Not only do I not love, need, or use it, but it drives me nuts!
So why do I really keep it? That’s the million dollar question for any clutter we know we don’t want but still hang on to. And that’s what I need to ask to dig below the surface.
Here’s what I came up with…
The recipes in this folder hold the promise of me becoming a “power smoothie every day” person.
It tricks me into thinking I’m gonna change to a plant-based diet tomorrow.
It helps me feel less wasteful for buying that kitchen gadget that I never use (but might!)
And by keeping these recipes, I can tell myself that I am doing great things for my health without actually making the smoothies or meals.
Because, you know, I can make them whenever I want.
Do you see the dance that happens with “I Might Need This Someday” thinking? It doesn’t speak to who you are today and instead kinda beats you up for who you’re not.
Whether it’s an obscure kitchen gadget you swear you’ll use or an outdated dress that you’re sure the perfect occasion will arise for, what’s really stopping you from hanging on to the “maybes”?
Ask yourself this question: If I got rid of something I might need someday, and that day came, and I did, in fact, need it, what would I do? How would I handle that situation?
Chances are you’d get your hands on another one, whether you borrow or buy it.
While that answer seems simplistic, by never taking your thinking beyond “I might need this someday” and letting that line of thought dictate your decision, you send yourself a message that you’d be rendered helpless; that you’re not capable of figuring a situation out; that you’re not resourceful.
Or if the item was something that you didn’t necessarily “use” but loved at one time and might regret getting rid of, do you love yourself enough to forgive yourself?
Are you so used to berating yourself that you can’t possibly risk making the seemingly “wrong” decision?
Are there some things that legitimately fit in the “just in case” category? Sure.

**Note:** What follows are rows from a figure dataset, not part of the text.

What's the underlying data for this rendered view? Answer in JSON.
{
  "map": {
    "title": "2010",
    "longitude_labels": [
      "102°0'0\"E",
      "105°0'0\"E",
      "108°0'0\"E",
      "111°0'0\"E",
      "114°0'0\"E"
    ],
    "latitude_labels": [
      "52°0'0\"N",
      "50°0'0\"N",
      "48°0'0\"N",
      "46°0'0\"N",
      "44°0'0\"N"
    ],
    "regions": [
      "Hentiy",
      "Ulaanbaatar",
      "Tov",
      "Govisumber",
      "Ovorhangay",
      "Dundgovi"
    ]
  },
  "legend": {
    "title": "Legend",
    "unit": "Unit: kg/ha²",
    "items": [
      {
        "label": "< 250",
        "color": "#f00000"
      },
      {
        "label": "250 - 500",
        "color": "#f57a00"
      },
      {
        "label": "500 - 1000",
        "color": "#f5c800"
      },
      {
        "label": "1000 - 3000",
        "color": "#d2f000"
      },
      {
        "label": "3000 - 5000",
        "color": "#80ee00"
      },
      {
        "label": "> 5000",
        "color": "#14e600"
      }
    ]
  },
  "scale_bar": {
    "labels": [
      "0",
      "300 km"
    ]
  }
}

I mean, it’s always good to have an adhesive bandage on hand should you cut yourself, but keeping that stack of magazines just in case you’ll look through them someday is hanging onto clutter.
A handy tip I use is to pay attention to my behavior when deciding what to keep. Let the tools or items you own be driven by your behavior and not the other way around. Like my recipe folder. My behavior is to go online, so why keep the paper recipes?
By keeping lots of things you think you might need, you often make life harder for yourself. Instead, buying what you need when you need it is often much easier to do.
When I see Melissa digging through buckets of screws to find ones that might fit for a project she’s working on, I shake my head thinking of the time and aggravation she could save by spending the couple bucks to get the perfect ones. (I’ve yet to convert her!)
So the next time you’re struggling with IMNTS Syndrome, check out the story you’re telling yourself. Might you really use it someday? What would it mean if you decided to get rid of it? Then work on that clutter.
As you do, let this affirmation help guide you: I trust myself to sort out any problems when they arise.